The RSI for ITUB is currently above 70, entering overbought territory, which historically suggests a potential correction. However, the RSI has remained in overbought conditions for several weeks, indicating strong buying interest. A drop below 60 would signal weakening momentum, while a sustained move above 70 could prolong the uptrend. Caution is warranted, as the RSI has shown minor bearish divergence (lower highs) in late January, though it has since aligned with price action.

Fibonacci Retracement

Applying Fibonacci levels to the January 2025 low ($6.20) and February 2026 high ($9.105), key retracement levels include 38.2% at $7.65, 50% at $7.65, and 61.8% at $7.45. The price has recently tested the 38.2% and 50% levels, which now act as dynamic support. A breakdown below 61.8% ($7.45) could target the 78.6% level at $6.95, while a breakout above the 100% extension ($9.105) would signal a new bullish phase.
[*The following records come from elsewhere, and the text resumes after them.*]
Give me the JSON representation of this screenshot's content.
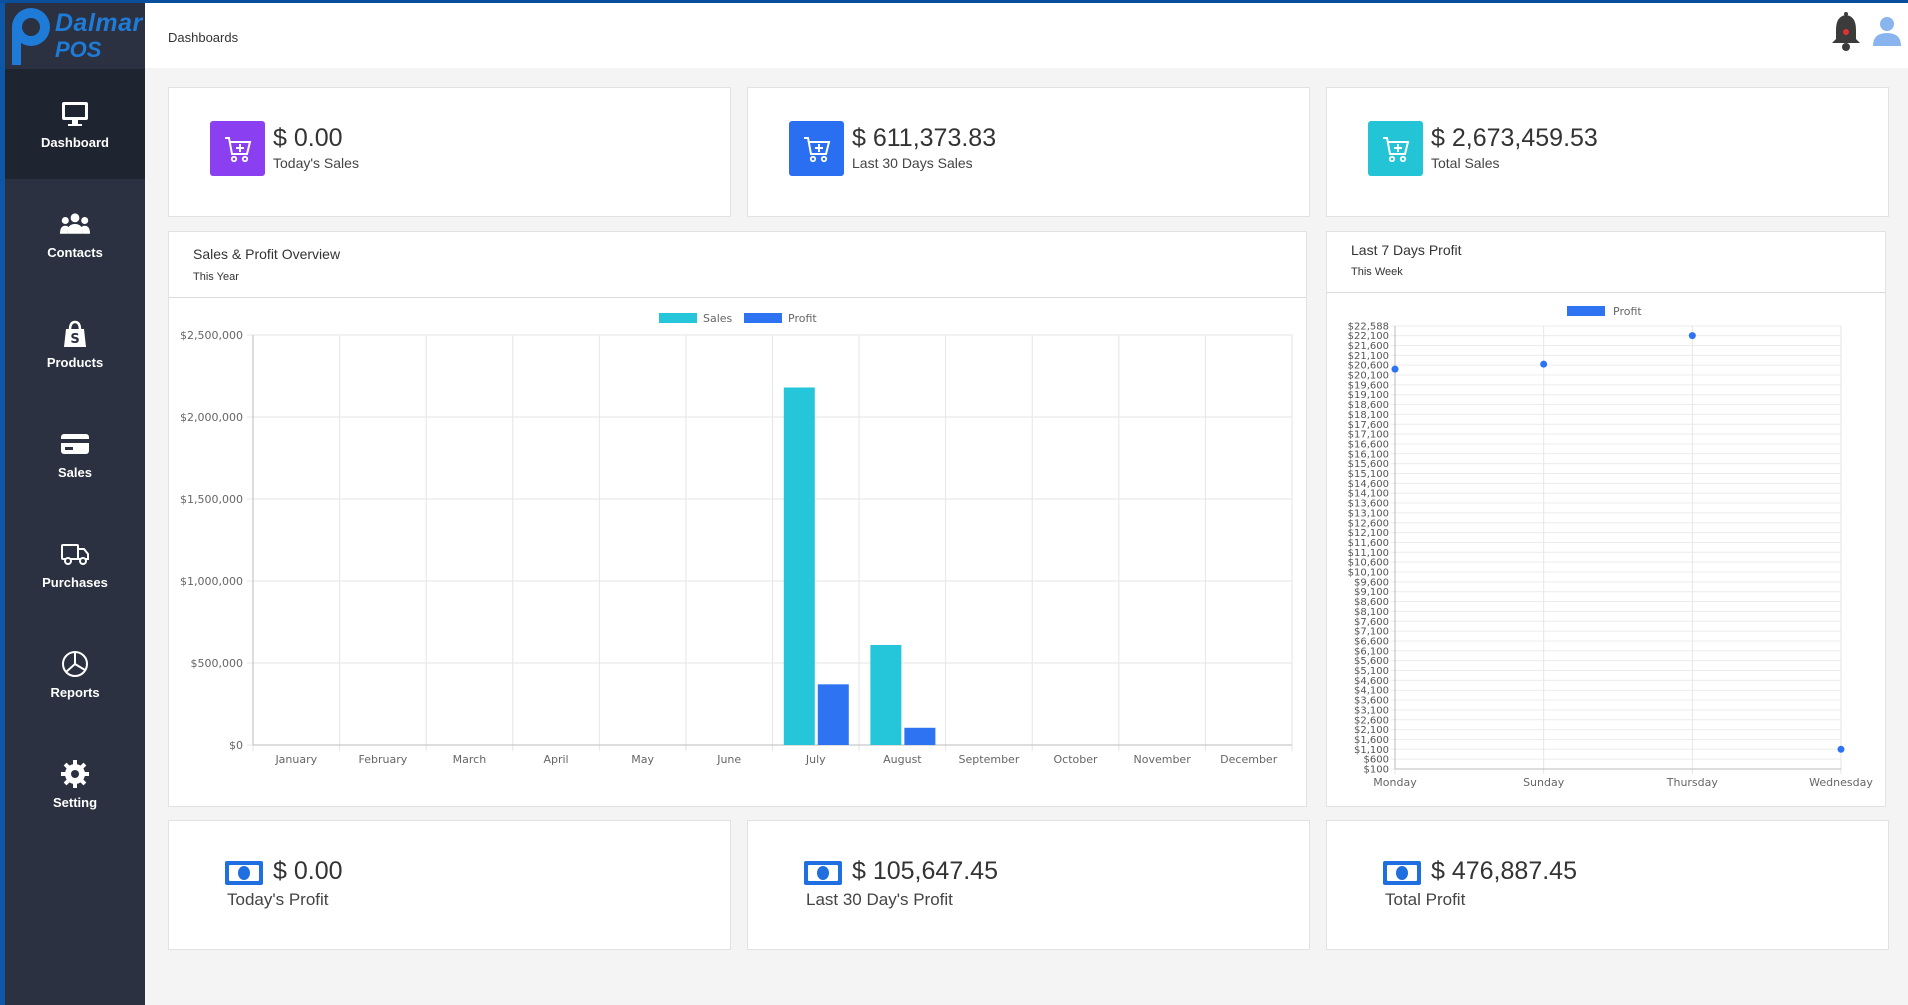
{
  "app": {
    "brand_line1": "Dalmar",
    "brand_line2": "POS"
  },
  "header": {
    "breadcrumb": "Dashboards"
  },
  "sidebar": {
    "items": [
      {
        "label": "Dashboard",
        "icon": "monitor-icon",
        "active": true
      },
      {
        "label": "Contacts",
        "icon": "users-icon"
      },
      {
        "label": "Products",
        "icon": "shopping-bag-icon"
      },
      {
        "label": "Sales",
        "icon": "credit-card-icon"
      },
      {
        "label": "Purchases",
        "icon": "truck-icon"
      },
      {
        "label": "Reports",
        "icon": "pie-chart-icon"
      },
      {
        "label": "Setting",
        "icon": "gear-icon"
      }
    ]
  },
  "colors": {
    "purple": "#8a3ff0",
    "blue": "#2a6ff2",
    "teal": "#22c4d6",
    "sales_bar": "#25c6da",
    "profit_bar": "#2e73f1"
  },
  "sales_cards": [
    {
      "value": "$ 0.00",
      "label": "Today's Sales"
    },
    {
      "value": "$ 611,373.83",
      "label": "Last 30 Days Sales"
    },
    {
      "value": "$ 2,673,459.53",
      "label": "Total Sales"
    }
  ],
  "profit_cards": [
    {
      "value": "$ 0.00",
      "label": "Today's Profit"
    },
    {
      "value": "$ 105,647.45",
      "label": "Last 30 Day's Profit"
    },
    {
      "value": "$ 476,887.45",
      "label": "Total Profit"
    }
  ],
  "overview": {
    "title": "Sales & Profit Overview",
    "subtitle": "This Year"
  },
  "weekly": {
    "title": "Last 7 Days Profit",
    "subtitle": "This Week"
  },
  "chart_data": [
    {
      "type": "bar",
      "categories": [
        "January",
        "February",
        "March",
        "April",
        "May",
        "June",
        "July",
        "August",
        "September",
        "October",
        "November",
        "December"
      ],
      "series": [
        {
          "name": "Sales",
          "values": [
            0,
            0,
            0,
            0,
            0,
            0,
            2180000,
            610000,
            0,
            0,
            0,
            0
          ]
        },
        {
          "name": "Profit",
          "values": [
            0,
            0,
            0,
            0,
            0,
            0,
            370000,
            105000,
            0,
            0,
            0,
            0
          ]
        }
      ],
      "yticks": [
        "$0",
        "$500,000",
        "$1,000,000",
        "$1,500,000",
        "$2,000,000",
        "$2,500,000"
      ],
      "ylim": [
        0,
        2500000
      ],
      "grid": true,
      "legend": "top-center"
    },
    {
      "type": "scatter",
      "categories": [
        "Monday",
        "Sunday",
        "Thursday",
        "Wednesday"
      ],
      "series": [
        {
          "name": "Profit",
          "values": [
            20400,
            20650,
            22100,
            1100
          ]
        }
      ],
      "yticks": [
        "$100",
        "$600",
        "$1,100",
        "$1,600",
        "$2,100",
        "$2,600",
        "$3,100",
        "$3,600",
        "$4,100",
        "$4,600",
        "$5,100",
        "$5,600",
        "$6,100",
        "$6,600",
        "$7,100",
        "$7,600",
        "$8,100",
        "$8,600",
        "$9,100",
        "$9,600",
        "$10,100",
        "$10,600",
        "$11,100",
        "$11,600",
        "$12,100",
        "$12,600",
        "$13,100",
        "$13,600",
        "$14,100",
        "$14,600",
        "$15,100",
        "$15,600",
        "$16,100",
        "$16,600",
        "$17,100",
        "$17,600",
        "$18,100",
        "$18,600",
        "$19,100",
        "$19,600",
        "$20,100",
        "$20,600",
        "$21,100",
        "$21,600",
        "$22,100",
        "$22,588"
      ],
      "ylim": [
        100,
        22588
      ],
      "grid": true,
      "legend": "top-center"
    }
  ]
}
Convergence and Divergences

Strong confluence exists between the moving averages (bullish), Bollinger Bands (overbought but expanding), and volume (rising), all supporting the continuation of the uptrend. However, the KDJ oscillator’s overbought warning and potential RSI divergence highlight risks of a short-term pullback. No major divergences between MACD and price are evident, but a bearish KDJ crossover could trigger a retest of Fibonacci support levels. Traders should monitor the 50-day MA ($7.50) and $7.45 support for signs of sustainability or reversal.